James Loeffler is a Senior Fellow of the Kogod Research Center at the Shalom Hartman Institute of North America. In the fall of 2023, he joined the Department of History at Johns Hopkins University after many years as the Jay Berkowitz Professor of Jewish History at the University of Virginia. He is a Fellow of the American Academy for Jewish Research and co-editor of the Association for Jewish Studies Review.
His scholarly research explores the ties between law, culture, and politics in modern Jewish history. His writings include two prize-winning books, Rooted Cosmopolitans: Jews and Human Rights in the Twentieth Century (Yale, 2018) and The Most Musical Nation: Jews and Culture in the Late Russian Empire (Yale, 2010), and two edited volumes, The Law of Strangers: Jewish Lawyers and International Law in the Twentieth Century (Cambridge, 2019) and A Jew in the Street: New Views on European Jewish History (Wayne State, 2024), along with an diverse array of articles on Zionist thought, European antisemitism, international law, and human rights.

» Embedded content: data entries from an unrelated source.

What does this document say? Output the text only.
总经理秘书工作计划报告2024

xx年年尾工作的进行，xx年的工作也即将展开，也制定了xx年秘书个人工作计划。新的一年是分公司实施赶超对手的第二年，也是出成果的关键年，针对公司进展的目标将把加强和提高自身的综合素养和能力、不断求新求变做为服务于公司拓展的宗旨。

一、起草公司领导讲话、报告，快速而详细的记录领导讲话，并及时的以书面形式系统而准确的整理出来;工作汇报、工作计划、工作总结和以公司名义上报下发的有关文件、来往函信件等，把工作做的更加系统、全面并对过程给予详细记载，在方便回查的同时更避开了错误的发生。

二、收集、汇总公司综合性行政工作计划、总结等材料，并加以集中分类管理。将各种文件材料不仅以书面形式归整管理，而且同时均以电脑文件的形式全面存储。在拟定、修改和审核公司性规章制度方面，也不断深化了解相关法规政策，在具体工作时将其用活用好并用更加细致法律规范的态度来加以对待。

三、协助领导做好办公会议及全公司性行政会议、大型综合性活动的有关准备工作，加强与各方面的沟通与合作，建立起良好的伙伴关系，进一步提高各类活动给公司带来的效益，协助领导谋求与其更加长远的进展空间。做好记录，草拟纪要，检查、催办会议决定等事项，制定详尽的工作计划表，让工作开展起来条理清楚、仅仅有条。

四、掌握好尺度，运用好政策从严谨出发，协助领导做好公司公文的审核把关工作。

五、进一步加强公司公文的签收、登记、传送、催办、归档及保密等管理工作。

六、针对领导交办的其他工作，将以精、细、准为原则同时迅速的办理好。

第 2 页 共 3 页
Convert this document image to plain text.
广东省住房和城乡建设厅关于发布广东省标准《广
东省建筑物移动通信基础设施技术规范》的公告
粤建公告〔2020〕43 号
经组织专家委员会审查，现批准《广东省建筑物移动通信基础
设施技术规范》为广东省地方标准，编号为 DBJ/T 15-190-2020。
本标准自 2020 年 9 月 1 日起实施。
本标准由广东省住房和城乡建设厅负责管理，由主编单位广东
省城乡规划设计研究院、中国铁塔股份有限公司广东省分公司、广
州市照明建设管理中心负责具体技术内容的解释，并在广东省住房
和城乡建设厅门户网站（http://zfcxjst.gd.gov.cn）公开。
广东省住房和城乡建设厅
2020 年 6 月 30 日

He is currently at work on a book about antisemitism and free speech in postwar America. The book grows out of his reporting for The Atlantic magazine on the 2021 trial of White Supremacist leaders behind the deadly 2017 “Unite the Right” event in Charlottesville, Virginia.
Other longer-term projects include a biography of Raphael Lemkin, the father of the Genocide Convention, and a study of the life and legacy of Avraham Zvi Idelsohn, the father of modern Jewish music, conducted under the auspices of the Jewish Music Research Centre at the Hebrew University of Jerusalem. His work on genocide and international law encompasses The Lemkin Project: A Digital Archive of Law, Literature and Global Thought, while his research on Zionism and music can be found at The Idelsohn Project: A Digital Humanities Historical Initiative.
He earned his BA in Social Studies from Harvard University and received his MA and PhD in Jewish History from Columbia University, with postgraduate studies at the Pardes Institute and the Hebrew University. He has served as Dean’s Visiting Scholar at Georgetown University Law Center, Kluge Fellow at the Library of Congress, and Robert A. Savitt Fellow at the United States Holocaust Memorial Museum.
He lives in Washington, DC with his wife and children.